Apply the most protective standard among the states involved. If the complainant works in California and the alleged harasser works in Texas, California's broader protections and training requirements likely apply to the complainant. Conduct the investigation using the same rigor as an in-person complaint: preserve digital evidence (chat logs, emails, meeting recordings), interview witnesses via video, and document every step. Ensure your policy explicitly states that it covers all forms of digital communication and applies regardless of where employees are physically located.

What's the practical difference between the Pregnant Workers Fairness Act and existing ADA accommodations for pregnancy?

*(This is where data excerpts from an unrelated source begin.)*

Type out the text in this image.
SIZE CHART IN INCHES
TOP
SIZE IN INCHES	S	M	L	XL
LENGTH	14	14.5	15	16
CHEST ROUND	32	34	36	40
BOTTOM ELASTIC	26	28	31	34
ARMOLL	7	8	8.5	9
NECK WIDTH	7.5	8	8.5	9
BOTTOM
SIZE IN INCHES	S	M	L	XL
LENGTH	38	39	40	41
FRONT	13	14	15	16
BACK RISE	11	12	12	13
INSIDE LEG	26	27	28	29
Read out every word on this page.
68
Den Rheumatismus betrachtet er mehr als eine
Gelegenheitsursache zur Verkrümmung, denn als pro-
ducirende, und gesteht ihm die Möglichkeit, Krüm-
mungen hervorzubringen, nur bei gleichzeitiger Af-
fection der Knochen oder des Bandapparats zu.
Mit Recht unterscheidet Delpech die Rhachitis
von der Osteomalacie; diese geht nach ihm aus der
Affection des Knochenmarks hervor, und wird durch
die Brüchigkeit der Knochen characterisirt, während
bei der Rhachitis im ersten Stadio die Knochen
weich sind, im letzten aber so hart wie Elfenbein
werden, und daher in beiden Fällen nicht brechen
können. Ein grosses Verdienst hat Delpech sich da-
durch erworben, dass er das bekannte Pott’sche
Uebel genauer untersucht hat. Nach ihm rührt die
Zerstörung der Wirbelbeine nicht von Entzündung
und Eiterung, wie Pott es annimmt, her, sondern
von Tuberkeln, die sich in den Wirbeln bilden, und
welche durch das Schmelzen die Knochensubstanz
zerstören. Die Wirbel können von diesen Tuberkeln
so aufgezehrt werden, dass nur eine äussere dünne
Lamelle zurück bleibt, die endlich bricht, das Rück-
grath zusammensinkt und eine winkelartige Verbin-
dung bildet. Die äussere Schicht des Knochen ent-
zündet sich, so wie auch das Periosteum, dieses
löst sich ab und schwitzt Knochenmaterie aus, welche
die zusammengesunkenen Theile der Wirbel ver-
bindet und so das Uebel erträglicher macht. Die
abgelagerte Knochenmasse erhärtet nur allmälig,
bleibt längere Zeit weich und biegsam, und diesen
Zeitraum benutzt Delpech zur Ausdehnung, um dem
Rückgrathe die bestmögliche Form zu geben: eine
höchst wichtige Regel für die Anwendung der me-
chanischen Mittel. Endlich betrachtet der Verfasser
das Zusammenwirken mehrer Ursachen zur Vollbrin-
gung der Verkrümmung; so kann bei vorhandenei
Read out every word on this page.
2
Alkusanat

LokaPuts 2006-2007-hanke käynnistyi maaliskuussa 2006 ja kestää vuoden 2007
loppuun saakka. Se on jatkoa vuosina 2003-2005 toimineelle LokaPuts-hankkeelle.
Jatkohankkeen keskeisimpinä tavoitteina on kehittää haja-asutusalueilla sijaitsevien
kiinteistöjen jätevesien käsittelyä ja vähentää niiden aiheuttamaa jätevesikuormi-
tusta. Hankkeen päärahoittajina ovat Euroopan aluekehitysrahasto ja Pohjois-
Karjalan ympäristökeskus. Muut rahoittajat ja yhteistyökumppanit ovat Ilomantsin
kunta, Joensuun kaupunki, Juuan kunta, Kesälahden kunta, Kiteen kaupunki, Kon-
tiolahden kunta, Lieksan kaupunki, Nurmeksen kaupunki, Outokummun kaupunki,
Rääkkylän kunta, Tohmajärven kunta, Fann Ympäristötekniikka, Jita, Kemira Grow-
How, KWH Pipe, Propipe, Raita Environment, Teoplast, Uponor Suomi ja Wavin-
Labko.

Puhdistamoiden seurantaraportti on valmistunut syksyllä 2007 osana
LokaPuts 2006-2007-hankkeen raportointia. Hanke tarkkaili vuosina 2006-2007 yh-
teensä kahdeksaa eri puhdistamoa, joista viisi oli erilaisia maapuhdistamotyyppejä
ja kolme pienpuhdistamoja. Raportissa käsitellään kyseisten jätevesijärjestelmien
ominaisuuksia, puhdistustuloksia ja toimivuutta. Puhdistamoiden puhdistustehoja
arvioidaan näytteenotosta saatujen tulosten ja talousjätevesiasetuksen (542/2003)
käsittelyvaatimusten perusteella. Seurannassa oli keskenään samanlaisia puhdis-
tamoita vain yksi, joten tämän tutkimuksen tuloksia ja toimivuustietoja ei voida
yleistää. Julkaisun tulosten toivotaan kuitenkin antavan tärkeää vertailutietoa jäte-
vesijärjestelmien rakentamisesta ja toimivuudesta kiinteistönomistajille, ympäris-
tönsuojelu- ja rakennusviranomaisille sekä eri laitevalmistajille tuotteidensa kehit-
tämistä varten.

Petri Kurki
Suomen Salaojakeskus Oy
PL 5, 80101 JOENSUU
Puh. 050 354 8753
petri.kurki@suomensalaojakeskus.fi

The ADA only covers pregnancy-related conditions that rise to the level of a "disability" under the Act, which excludes normal, uncomplicated pregnancies. The PWFA closes that gap by requiring reasonable accommodations for any known limitation related to pregnancy, childbirth, or related medical conditions, even if the condition doesn't qualify as a disability. This means accommodations like more frequent breaks, modified schedules, or temporary light duty must be considered for all pregnant employees, not just those with complications. HR teams should create a separate PWFA accommodation workflow rather than funneling all requests through existing ADA processes.

How often should organizations audit their anti-discrimination policies for multi-state compliance?

At minimum, conduct a comprehensive state-by-state compliance audit annually, ideally in Q4 to prepare for January legislative changes. However, you should also trigger ad hoc reviews whenever you expand into a new state, when significant legislation takes effect mid-year (as the PWFA did in June 2023), or when the EEOC issues new enforcement guidance. Track training mandate deadlines separately, as states like California, New York, and Illinois have specific renewal cycles that may not align with your annual review schedule.